If there were just a little fairness, New Zealand could also apply 15% to US imports.

Nobody, however, is seriously proposing that. New Zealand has staked its reputation and its interests as a trading nation on free trade. It also dares not provoke the Trump tactic of responding with another ratchet of the rack.

It says much about the state of play that wily Foreign Minister Winston Peters and others advocated keeping this country’s head down.

Mr Trump has so many big fish to fry — discussions are continuing with China and the European Union on the trade front alone — this seemed the wisest course.

In a flurry of action, New Zealand’s head trade official is now off the Washington, and Trade Minister Todd McLay will follow.

Unsurprisingly, there is scepticism that this will do much good. Previously, such efforts failed to reduce steel and aluminium tariffs, and tiny New Zealand will struggle to receive much air or ear time at the highest levels.

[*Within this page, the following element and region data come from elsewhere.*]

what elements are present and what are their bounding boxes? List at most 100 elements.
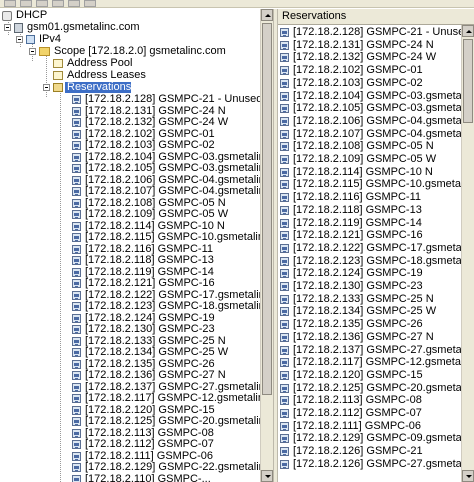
tree-reservation-item[interactable]: [172.18.2.107] GSMPC-04.gsmetalinc.com (72, 186, 260, 198)
list-item[interactable]: [172.18.2.132] GSMPC-24 W (280, 52, 436, 64)
list-item[interactable]: [172.18.2.121] GSMPC-16 (280, 230, 423, 242)
list-item[interactable]: [172.18.2.118] GSMPC-13 (280, 204, 422, 217)
tree-reservation-item[interactable]: [172.18.2.110] GSMPC-... (72, 473, 211, 482)
list-item[interactable]: [172.18.2.112] GSMPC-07 (280, 408, 422, 420)
reservation-icon (280, 129, 289, 139)
tree-reservation-item[interactable]: [172.18.2.136] GSMPC-27 N (72, 370, 226, 382)
list-item[interactable]: [172.18.2.136] GSMPC-27 N (280, 331, 434, 344)
reservation-label: [172.18.2.125] GSMPC-20.gsmetalinc.com (85, 415, 260, 427)
reservation-icon (280, 78, 289, 88)
reservation-label: [172.18.2.105] GSMPC-03.gsmetalinc.com (85, 162, 260, 174)
list-item[interactable]: [172.18.2.135] GSMPC-26 (280, 319, 423, 331)
reservation-label: [172.18.2.111] GSMPC-06 (85, 449, 213, 462)
reservation-icon (72, 187, 81, 196)
list-item[interactable]: [172.18.2.109] GSMPC-05 W (280, 154, 436, 166)
scroll-up-arrow-icon[interactable] (462, 25, 474, 37)
list-item[interactable]: [172.18.2.113] GSMPC-08 (280, 395, 422, 407)
scroll-down-arrow-icon[interactable] (261, 470, 273, 482)
list-item[interactable]: [172.18.2.103] GSMPC-02 (280, 77, 423, 90)
tree-reservation-item[interactable]: [172.18.2.123] GSMPC-18.gsmetalinc.com (72, 301, 260, 313)
list-item[interactable]: [172.18.2.111] GSMPC-06 (280, 420, 421, 433)
tree-reservation-item[interactable]: [172.18.2.129] GSMPC-22.gsmetalinc.com (72, 462, 260, 474)
list-item[interactable]: [172.18.2.117] GSMPC-12.gsmetalinc.com (280, 357, 474, 369)
tree-reservation-item[interactable]: [172.18.2.117] GSMPC-12.gsmetalinc.com (72, 393, 260, 405)
list-item[interactable]: [172.18.2.125] GSMPC-20.gsmetalinc.com (280, 382, 474, 395)
reservation-label: [172.18.2.137] GSMPC-27.gsmetalinc.com (293, 343, 474, 356)
tree-node-address-pool[interactable]: Address Pool (53, 58, 132, 70)
list-item[interactable]: [172.18.2.129] GSMPC-09.gsmetalinc.com (280, 433, 474, 445)
list-item[interactable]: [172.18.2.124] GSMPC-19 (280, 268, 423, 280)
list-item[interactable]: [172.18.2.107] GSMPC-04.gsmetalinc.com (280, 127, 474, 141)
tree-reservation-item[interactable]: [172.18.2.132] GSMPC-24 W (72, 117, 228, 129)
reservation-label: [172.18.2.121] GSMPC-16 (85, 277, 215, 289)
list-item[interactable]: [172.18.2.137] GSMPC-27.gsmetalinc.com (280, 343, 474, 357)
toolbar-refresh-button[interactable] (52, 0, 64, 7)
list-item[interactable]: [172.18.2.105] GSMPC-03.gsmetalinc.com (280, 103, 474, 115)
tree-reservation-item[interactable]: [172.18.2.128] GSMPC-21 - Unused (72, 94, 260, 106)
tree-reservation-item[interactable]: [172.18.2.112] GSMPC-07 (72, 439, 214, 451)
list-item[interactable]: [172.18.2.115] GSMPC-10.gsmetalinc.com (280, 179, 474, 191)
list-item[interactable]: [172.18.2.122] GSMPC-17.gsmetalinc.com (280, 242, 474, 255)
toolbar-up-button[interactable] (36, 0, 48, 7)
list-item[interactable]: [172.18.2.126] GSMPC-27.gsmetalinc.com (280, 458, 474, 471)
tree-node-scope[interactable]: Scope [172.18.2.0] gsmetalinc.com (29, 46, 226, 58)
list-item[interactable]: [172.18.2.133] GSMPC-25 N (280, 293, 434, 306)
column-header-reservations[interactable]: Reservations (278, 9, 474, 25)
list-item[interactable]: [172.18.2.119] GSMPC-14 (280, 217, 422, 230)
list-item[interactable]: [172.18.2.116] GSMPC-11 (280, 192, 421, 204)
reservation-label: [172.18.2.136] GSMPC-27 N (85, 369, 226, 381)
list-item[interactable]: [172.18.2.126] GSMPC-21 (280, 446, 423, 458)
tree-reservation-item[interactable]: [172.18.2.130] GSMPC-23 (72, 324, 215, 336)
tree-node-address-leases[interactable]: Address Leases (53, 70, 146, 82)
tree-node-dhcp[interactable]: DHCP (2, 10, 47, 22)
list-item[interactable]: [172.18.2.102] GSMPC-01 (280, 65, 423, 77)
list-scrollbar[interactable] (461, 25, 474, 482)
tree-reservation-item[interactable]: [172.18.2.105] GSMPC-03.gsmetalinc.com (72, 163, 260, 175)
toolbar-export-button[interactable] (68, 0, 80, 7)
reservation-label: [172.18.2.117] GSMPC-12.gsmetalinc.com (293, 356, 474, 369)
tree-node-ipv4[interactable]: IPv4 (16, 34, 61, 46)
tree-node-label: Address Leases (67, 69, 146, 81)
reservation-icon (72, 394, 81, 403)
scroll-down-arrow-icon[interactable] (462, 470, 474, 482)
list-item[interactable]: [172.18.2.104] GSMPC-03.gsmetalinc.com (280, 90, 474, 103)
reservation-label: [172.18.2.129] GSMPC-09.gsmetalinc.com (293, 432, 474, 445)
scroll-up-arrow-icon[interactable] (261, 9, 273, 21)
list-item[interactable]: [172.18.2.123] GSMPC-18.gsmetalinc.com (280, 254, 474, 268)
toolbar-help-button[interactable] (84, 0, 96, 7)
tree-node-server[interactable]: gsm01.gsmetalinc.com (4, 22, 140, 34)
reservation-icon (72, 382, 81, 392)
list-item[interactable]: [172.18.2.108] GSMPC-05 N (280, 141, 434, 153)
tree-reservation-item[interactable]: [172.18.2.134] GSMPC-25 W (72, 347, 228, 359)
tree-node-reservations[interactable]: Reservations (43, 82, 132, 94)
collapse-toggle-icon[interactable] (29, 48, 36, 55)
tree-reservation-item[interactable]: [172.18.2.121] GSMPC-16 (72, 278, 215, 290)
scroll-thumb[interactable] (463, 39, 473, 123)
collapse-toggle-icon[interactable] (43, 84, 50, 91)
list-item[interactable]: [172.18.2.120] GSMPC-15 (280, 369, 423, 382)
reservation-label: [172.18.2.107] GSMPC-04.gsmetalinc.com (293, 127, 474, 140)
tree-reservation-item[interactable]: [172.18.2.125] GSMPC-20.gsmetalinc.com (72, 416, 260, 428)
list-item[interactable]: [172.18.2.106] GSMPC-04.gsmetalinc.com (280, 115, 474, 128)
scroll-thumb[interactable] (262, 23, 272, 395)
toolbar-forward-button[interactable] (20, 0, 32, 7)
tree-scrollbar[interactable] (260, 9, 273, 482)
collapse-toggle-icon[interactable] (4, 24, 11, 31)
collapse-toggle-icon[interactable] (16, 36, 23, 43)
list-item[interactable]: [172.18.2.114] GSMPC-10 N (280, 166, 433, 179)
tree-node-label: gsm01.gsmetalinc.com (27, 21, 140, 33)
list-item[interactable]: [172.18.2.128] GSMPC-21 - Unused (280, 27, 470, 39)
list-item[interactable]: [172.18.2.131] GSMPC-24 N (280, 39, 434, 52)
reservation-icon (280, 40, 289, 50)
reservation-label: [172.18.2.124] GSMPC-19 (85, 311, 215, 324)
tree-reservation-item[interactable]: [172.18.2.118] GSMPC-13 (72, 255, 214, 267)
tree-reservation-item[interactable]: [172.18.2.115] GSMPC-10.gsmetalinc.com (72, 232, 260, 244)
tree-reservation-item[interactable]: [172.18.2.109] GSMPC-05 W (72, 209, 228, 221)
tree-reservation-item[interactable]: [172.18.2.103] GSMPC-02 (72, 140, 215, 152)
reservation-label: [172.18.2.132] GSMPC-24 W (293, 51, 437, 64)
list-item[interactable]: [172.18.2.130] GSMPC-23 (280, 281, 423, 293)
list-item[interactable]: [172.18.2.134] GSMPC-25 W (280, 306, 436, 318)
reservation-label: [172.18.2.123] GSMPC-18.gsmetalinc.com (293, 254, 474, 267)
server-icon (14, 23, 23, 33)
toolbar-back-button[interactable] (4, 0, 16, 7)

Politically, however, it makes the government look as though it is doing something.

Despite Labour’s criticism of poor tactics, it is doubtful whether proactive and public lobbying in Washington would have made any difference.

PHOTO: GETTY IMAGES
PHOTO: GETTY IMAGES
The resulting 15% tariff matches that applied to US allies Japan and South Korea and is slightly lower than much of Southeast Asia.

However, it is higher than the rate for fellow beef exporters Argentina and Uruguay. The US is also New Zealand’s largest wine export market.

Wine receipts are expected to suffer, and F&P Healthcare, one of New Zealand’s largest companies with manufacturing in Auckland and Mexico, will be disadvantaged as it competes with a major US rival.

Exporters were reconciling themselves to 10%, and 15% might not sound excessive.

But it represents a 50% increase on the earlier amount and is far harder to absorb. The result will be lower returns for exporters and higher costs for consumers, while the US collects tariff revenue.

Trade Minister Todd McLay estimates the tariff cost to exporters at an additional $500 million.

Fortunately, this coincides with strong global food demand and prices. Unfortunately, it comes at a time when the New Zealand economy is struggling to recover from prolonged doldrums.

Although not catastrophic, it dents confidence and removes another brick as the government tries to rebuild economic growth and salvage its electoral prospects.

The US has overtaken Australia as New Zealand’s second-largest export market, worth $9 billion last year, though still well behind China.

New Zealand will bear the costs of President Trump’s disruptive trade policies, both directly through tariffs and indirectly through their dampening effect on US and global growth.